Avec deux points dans la damallsvenska de cette année, l’IFK Kalmar n’a pas seulement des problèmes sur le terrain. Le club se trouve dans une situation financière difficile, notamment en ce qui concerne les liquidités.
– Cela fait des années que nous avons des difficultés et cette année, c’est encore plus difficile qu’avant. Nous venons de payer les salaires de juin et nous avons un été à gérer. L’automne sera très difficile pour nous », déclare Nyberg.

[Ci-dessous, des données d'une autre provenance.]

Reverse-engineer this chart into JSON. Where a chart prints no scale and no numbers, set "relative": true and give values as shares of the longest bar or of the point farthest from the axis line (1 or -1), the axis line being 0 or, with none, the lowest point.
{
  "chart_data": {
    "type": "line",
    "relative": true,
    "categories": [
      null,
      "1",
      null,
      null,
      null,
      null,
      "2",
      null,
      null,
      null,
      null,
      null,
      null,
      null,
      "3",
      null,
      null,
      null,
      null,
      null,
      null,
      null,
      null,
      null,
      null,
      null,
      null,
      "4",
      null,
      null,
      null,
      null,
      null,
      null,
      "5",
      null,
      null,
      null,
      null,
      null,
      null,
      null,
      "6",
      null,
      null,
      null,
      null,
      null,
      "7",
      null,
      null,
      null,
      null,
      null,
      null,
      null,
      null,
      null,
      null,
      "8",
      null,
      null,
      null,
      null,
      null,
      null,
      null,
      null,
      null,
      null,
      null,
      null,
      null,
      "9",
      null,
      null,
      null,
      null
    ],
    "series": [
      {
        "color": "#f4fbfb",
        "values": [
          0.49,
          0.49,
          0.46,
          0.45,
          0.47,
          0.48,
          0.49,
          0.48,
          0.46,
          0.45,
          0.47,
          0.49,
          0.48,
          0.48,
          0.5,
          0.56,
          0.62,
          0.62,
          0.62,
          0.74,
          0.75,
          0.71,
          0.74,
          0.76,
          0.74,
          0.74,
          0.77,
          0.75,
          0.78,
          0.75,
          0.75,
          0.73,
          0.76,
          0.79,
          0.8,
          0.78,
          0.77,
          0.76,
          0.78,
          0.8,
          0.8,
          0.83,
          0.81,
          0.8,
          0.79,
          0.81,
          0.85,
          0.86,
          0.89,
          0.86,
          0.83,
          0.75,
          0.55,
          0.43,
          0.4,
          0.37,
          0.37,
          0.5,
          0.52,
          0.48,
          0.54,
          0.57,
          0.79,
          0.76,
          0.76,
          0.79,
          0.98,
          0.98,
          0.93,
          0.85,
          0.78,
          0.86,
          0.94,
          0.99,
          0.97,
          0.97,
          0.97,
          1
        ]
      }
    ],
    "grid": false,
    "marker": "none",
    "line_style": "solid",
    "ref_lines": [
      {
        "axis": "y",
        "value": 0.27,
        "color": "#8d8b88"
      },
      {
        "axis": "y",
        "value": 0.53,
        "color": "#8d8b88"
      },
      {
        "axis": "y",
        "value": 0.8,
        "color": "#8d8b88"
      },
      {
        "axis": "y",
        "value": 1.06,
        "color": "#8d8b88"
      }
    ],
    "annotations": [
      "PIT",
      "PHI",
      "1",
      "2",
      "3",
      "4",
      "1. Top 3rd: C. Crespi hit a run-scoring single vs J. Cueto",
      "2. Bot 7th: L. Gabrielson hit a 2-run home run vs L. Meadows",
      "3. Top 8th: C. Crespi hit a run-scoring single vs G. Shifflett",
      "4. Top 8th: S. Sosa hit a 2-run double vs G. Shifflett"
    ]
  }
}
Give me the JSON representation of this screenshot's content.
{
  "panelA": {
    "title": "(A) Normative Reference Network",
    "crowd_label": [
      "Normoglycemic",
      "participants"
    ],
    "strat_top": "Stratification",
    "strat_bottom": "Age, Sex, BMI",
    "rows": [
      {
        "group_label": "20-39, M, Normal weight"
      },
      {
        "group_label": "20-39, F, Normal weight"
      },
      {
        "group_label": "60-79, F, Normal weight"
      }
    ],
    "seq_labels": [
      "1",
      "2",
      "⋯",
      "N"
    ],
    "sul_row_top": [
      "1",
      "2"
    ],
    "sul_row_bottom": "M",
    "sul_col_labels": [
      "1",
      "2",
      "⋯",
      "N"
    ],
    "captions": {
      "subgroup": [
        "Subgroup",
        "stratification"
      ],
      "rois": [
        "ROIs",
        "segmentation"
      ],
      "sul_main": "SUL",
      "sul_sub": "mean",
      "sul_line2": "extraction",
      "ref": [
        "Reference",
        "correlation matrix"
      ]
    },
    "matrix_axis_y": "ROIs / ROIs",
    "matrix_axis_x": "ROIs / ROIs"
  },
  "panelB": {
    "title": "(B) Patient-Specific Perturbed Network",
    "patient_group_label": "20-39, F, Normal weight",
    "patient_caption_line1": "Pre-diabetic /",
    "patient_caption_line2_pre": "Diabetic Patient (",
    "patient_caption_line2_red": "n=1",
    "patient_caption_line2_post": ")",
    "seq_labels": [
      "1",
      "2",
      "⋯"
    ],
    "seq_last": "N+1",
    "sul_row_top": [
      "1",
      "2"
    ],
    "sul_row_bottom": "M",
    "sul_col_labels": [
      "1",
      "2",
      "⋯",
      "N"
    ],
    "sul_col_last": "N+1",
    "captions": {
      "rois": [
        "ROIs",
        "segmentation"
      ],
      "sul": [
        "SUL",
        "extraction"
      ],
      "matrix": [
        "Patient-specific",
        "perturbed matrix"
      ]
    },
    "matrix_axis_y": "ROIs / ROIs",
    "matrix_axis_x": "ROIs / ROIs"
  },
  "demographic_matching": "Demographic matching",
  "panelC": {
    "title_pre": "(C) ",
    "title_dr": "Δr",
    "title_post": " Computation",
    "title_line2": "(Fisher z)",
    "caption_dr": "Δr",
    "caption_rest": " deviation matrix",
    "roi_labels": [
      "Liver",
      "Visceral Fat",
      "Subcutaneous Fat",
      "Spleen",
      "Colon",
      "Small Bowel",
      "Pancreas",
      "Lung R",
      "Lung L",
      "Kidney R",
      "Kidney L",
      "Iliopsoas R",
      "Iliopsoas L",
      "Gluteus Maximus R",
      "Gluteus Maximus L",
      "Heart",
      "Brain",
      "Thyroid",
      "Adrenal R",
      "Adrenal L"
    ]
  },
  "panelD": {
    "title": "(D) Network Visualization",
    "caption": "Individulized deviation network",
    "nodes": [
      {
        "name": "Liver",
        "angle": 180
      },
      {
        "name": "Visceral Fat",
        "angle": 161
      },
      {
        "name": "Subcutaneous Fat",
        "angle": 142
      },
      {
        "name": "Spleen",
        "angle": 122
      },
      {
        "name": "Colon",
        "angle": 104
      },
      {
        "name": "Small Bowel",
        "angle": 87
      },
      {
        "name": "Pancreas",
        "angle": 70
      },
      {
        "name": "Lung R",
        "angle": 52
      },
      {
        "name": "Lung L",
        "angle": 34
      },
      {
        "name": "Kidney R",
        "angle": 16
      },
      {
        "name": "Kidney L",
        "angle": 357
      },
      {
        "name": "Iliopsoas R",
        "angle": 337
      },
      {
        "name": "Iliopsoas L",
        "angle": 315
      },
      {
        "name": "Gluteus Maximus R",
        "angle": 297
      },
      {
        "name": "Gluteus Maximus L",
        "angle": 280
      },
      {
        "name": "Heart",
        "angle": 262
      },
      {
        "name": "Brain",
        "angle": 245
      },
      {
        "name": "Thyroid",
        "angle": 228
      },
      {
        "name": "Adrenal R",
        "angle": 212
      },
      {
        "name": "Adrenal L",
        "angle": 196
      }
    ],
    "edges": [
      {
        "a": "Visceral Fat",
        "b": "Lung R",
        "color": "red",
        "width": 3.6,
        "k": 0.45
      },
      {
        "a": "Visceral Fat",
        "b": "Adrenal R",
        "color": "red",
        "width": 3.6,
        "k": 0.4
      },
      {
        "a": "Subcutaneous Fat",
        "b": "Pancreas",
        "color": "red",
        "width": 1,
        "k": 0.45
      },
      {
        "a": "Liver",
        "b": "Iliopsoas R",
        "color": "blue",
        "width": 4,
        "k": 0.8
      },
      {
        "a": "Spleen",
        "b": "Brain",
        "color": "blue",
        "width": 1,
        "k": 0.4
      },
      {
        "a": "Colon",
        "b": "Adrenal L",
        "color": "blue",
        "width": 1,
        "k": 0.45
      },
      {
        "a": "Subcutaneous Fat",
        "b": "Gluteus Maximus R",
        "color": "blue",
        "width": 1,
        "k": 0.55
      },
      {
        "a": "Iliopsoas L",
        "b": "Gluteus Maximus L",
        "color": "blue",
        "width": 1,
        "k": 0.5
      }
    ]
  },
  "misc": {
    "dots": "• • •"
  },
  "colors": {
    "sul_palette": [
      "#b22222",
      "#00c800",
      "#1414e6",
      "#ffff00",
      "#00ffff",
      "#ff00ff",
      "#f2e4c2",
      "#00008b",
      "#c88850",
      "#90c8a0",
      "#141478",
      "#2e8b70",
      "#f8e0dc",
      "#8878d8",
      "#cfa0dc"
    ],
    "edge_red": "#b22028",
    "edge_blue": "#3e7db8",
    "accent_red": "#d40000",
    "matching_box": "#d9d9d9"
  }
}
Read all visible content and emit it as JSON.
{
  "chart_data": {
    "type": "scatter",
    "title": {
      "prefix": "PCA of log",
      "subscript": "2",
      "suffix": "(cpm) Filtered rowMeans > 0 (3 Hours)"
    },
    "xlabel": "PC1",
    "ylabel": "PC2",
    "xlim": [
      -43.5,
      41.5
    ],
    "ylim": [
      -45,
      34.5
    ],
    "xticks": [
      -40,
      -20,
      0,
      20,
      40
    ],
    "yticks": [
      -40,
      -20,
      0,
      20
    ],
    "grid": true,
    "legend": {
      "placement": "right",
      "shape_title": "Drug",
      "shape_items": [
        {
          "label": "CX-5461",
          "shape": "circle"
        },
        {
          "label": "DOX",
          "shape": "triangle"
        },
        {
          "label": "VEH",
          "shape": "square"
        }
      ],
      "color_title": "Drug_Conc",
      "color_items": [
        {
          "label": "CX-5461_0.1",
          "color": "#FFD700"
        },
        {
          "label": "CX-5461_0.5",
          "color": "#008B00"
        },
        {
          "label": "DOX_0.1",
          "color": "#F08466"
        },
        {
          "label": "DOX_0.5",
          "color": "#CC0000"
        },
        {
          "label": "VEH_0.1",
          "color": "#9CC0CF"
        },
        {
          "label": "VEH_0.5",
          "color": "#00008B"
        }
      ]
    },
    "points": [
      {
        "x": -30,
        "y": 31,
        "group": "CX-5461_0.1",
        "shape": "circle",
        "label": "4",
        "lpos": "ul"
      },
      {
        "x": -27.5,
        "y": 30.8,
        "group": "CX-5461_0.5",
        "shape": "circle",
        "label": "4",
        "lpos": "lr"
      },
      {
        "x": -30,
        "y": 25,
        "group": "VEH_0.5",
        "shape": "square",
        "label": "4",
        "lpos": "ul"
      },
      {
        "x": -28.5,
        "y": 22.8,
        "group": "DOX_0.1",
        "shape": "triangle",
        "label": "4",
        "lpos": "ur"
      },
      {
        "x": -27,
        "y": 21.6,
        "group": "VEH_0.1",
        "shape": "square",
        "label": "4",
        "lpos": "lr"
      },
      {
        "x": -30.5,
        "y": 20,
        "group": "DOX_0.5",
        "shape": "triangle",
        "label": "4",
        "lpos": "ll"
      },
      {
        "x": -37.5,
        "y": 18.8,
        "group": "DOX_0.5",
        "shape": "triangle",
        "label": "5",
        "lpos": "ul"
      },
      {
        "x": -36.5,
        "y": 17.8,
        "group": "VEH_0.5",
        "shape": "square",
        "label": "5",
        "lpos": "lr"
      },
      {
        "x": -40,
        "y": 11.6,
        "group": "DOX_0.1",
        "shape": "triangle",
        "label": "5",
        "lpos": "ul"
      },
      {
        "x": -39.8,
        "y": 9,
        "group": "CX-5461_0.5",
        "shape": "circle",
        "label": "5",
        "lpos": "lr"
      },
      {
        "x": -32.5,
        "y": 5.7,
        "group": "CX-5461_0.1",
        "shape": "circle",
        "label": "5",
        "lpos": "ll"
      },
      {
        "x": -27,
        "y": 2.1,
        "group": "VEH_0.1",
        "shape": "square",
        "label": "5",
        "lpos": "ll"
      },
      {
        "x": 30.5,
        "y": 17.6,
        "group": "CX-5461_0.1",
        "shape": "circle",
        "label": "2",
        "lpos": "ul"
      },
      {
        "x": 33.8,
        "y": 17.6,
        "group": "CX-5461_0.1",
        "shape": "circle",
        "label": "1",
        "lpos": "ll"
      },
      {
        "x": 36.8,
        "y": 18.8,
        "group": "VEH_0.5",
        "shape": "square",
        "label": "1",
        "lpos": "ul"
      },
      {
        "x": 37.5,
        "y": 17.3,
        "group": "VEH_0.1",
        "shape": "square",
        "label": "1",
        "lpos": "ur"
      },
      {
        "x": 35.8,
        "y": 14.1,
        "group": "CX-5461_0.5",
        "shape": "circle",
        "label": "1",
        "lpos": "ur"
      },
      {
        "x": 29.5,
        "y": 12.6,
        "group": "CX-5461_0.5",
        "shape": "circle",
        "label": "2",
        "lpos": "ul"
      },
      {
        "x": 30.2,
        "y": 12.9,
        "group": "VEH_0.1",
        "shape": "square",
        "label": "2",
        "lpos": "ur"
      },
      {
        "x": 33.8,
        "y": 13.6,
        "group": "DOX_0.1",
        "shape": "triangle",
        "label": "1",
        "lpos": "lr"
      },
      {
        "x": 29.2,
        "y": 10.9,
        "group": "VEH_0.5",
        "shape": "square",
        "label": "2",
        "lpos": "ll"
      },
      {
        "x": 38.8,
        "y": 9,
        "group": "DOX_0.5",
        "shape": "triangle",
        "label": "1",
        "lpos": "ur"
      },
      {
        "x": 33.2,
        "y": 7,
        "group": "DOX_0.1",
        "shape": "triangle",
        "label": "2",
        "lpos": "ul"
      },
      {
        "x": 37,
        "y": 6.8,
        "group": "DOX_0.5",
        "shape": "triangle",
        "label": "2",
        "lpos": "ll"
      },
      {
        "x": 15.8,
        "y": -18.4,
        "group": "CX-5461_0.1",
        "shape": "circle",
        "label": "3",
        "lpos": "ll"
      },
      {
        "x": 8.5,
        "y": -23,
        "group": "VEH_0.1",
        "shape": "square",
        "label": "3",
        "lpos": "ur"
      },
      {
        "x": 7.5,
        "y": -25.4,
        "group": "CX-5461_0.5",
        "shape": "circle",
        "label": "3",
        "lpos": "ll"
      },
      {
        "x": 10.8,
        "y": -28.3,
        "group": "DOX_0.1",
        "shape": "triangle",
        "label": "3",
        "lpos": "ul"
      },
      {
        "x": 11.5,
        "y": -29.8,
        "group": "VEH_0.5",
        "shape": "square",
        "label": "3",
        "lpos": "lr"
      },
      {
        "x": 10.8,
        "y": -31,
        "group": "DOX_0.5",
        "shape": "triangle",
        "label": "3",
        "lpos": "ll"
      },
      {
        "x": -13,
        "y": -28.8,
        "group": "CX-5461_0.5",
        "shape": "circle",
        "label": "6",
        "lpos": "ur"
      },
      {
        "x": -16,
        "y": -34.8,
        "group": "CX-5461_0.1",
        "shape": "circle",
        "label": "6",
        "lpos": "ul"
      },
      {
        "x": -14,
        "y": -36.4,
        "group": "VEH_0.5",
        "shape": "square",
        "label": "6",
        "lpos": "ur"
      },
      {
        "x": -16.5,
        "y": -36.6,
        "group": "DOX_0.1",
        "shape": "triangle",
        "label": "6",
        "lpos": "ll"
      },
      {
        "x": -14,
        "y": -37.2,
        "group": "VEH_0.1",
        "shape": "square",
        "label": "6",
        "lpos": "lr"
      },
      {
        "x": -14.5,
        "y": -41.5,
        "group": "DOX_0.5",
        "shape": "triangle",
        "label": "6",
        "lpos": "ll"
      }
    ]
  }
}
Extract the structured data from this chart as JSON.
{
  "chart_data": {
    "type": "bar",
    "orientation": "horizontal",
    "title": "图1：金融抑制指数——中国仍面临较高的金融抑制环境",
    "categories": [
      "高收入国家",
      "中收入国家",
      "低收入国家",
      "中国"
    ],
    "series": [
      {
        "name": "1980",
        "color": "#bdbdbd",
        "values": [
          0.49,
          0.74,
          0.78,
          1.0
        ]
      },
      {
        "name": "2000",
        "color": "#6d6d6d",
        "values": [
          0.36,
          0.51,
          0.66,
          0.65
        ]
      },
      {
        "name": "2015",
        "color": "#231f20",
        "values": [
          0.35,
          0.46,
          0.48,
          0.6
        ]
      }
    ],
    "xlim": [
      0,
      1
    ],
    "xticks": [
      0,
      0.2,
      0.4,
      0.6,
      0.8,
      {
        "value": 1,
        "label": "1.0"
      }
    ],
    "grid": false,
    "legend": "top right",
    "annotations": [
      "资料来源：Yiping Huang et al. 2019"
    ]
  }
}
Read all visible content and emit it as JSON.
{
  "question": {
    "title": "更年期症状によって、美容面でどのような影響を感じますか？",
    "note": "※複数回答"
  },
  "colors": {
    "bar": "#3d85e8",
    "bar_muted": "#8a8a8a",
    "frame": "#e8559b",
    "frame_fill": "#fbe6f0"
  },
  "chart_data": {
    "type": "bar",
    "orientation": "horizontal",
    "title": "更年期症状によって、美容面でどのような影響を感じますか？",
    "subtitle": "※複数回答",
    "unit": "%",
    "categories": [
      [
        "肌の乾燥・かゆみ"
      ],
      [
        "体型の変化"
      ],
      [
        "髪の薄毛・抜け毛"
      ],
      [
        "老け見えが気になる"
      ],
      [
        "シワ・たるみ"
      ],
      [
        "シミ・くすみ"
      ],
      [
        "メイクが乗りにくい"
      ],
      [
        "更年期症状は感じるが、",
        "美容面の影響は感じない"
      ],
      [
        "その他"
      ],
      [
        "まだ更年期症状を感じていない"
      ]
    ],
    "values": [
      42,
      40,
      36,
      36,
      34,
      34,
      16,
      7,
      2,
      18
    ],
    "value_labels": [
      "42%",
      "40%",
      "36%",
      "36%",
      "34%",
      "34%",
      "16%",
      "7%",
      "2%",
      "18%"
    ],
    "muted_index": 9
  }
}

La crise aurait pu être pire sans la démission de l’entraîneur principal Jens Wedeborg et de l’entraîneur adjoint Gytis Gilgota après neuf journées. L’équipe est désormais entraînée par l’ancien entraîneur des gardiens Alexo Postanidis, qui n’a pas la licence nécessaire.
Cela signifie que Kalmar risque une amende si elle ne trouve pas d’entraîneur dans les trois mois.
– Paradoxalement – étant donné qu’il y a deux coûts salariaux élevés – c’est quelque chose qui a temporairement facilité, mais bien sûr ce n’est pas une bonne situation que deux entraîneurs démissionnent de cette façon.
On ne peut pas se permettre d’avoir un nouvel entraîneur
Deux entraîneurs sont partis, mais Tommy Nyberg affirme que le club ne peut pas en engager un nouveau. L’économie est si difficile que seul Postanidis est employé.
Comment voyez-vous que vous risquez une amende ?
– Pour l’instant, nous ne pouvons engager personne d’autre. Nous devons prendre les risques qui existent.
L’argent du barrage d’Elitfotboll ne viendra qu’après l’été et facilitera alors la situation financière. L’été dernier, le clubhouse de l’association a été vendu à la municipalité de Kalmar. Mais il n’y a pas de telles options, tout simplement parce que le club n’a pas d’actifs.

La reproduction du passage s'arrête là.